Monday night very well could have been the first *normal* Monday night we’d had since the holidays. My middle was home, and The Bachelor was on television. I was sprawled across the loveseat for most of the program, making my usual jokes about the intensity or catty remarks of the contestants. When it ended, the next show came on and the girls set off to their rooms. I glanced over to the couch where David had always resided during this exact same Monday night routine we’d had for the past few years, but he wasn’t there. It hit me, once again, that he’s not going to be there in that capacity ever again, and I don’t need any more proof than the container of his ashes that currently resides on a shelf in the corner of this very living room. Even without the ashes, he will always be here in some way. He’s in the stories and laughter we share, the tools and gadgets he collected (seriously David, four chainsaws?!?), and the many things he built with his own two hands and often a dash of redneck ingenuity. I’m not sure there was any project or tool he couldn’t repair or improve with his outside-the-box thinking and understanding of how things work.
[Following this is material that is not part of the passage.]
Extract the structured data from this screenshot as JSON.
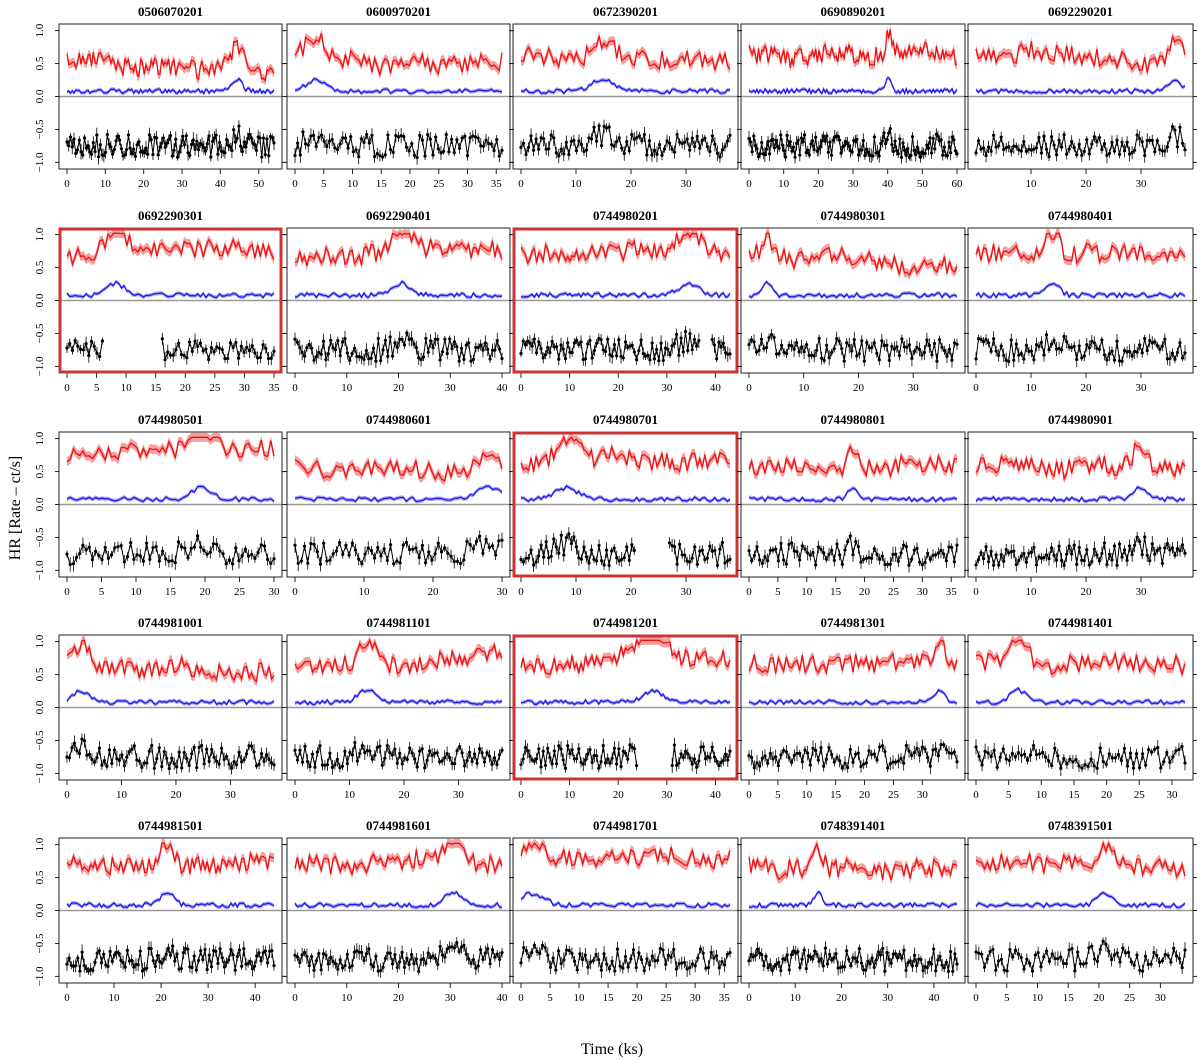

His dad once told me that many of David’s favorite toys as a child were the broken ones, since those gave him the opportunity to take them apart and see how they work, with the added challenge of making them work once again. He often worked the same magic with people by helping them with their own broken things or even just giving them a friendly smile and compassionate ear when they were feeling a bit broken themselves. He worked so hard to be so many things to so many people. And I would say his is a success story, especially when I think about the turnout for his celebration of life.
My middle created a video that we shared at his celebration and it’s such a good glimpse into the kind of friend, husband, father, grandfather, son, and UPS guy he truly was. He wore a lot of hats in his way-too-short life, but he wore them well.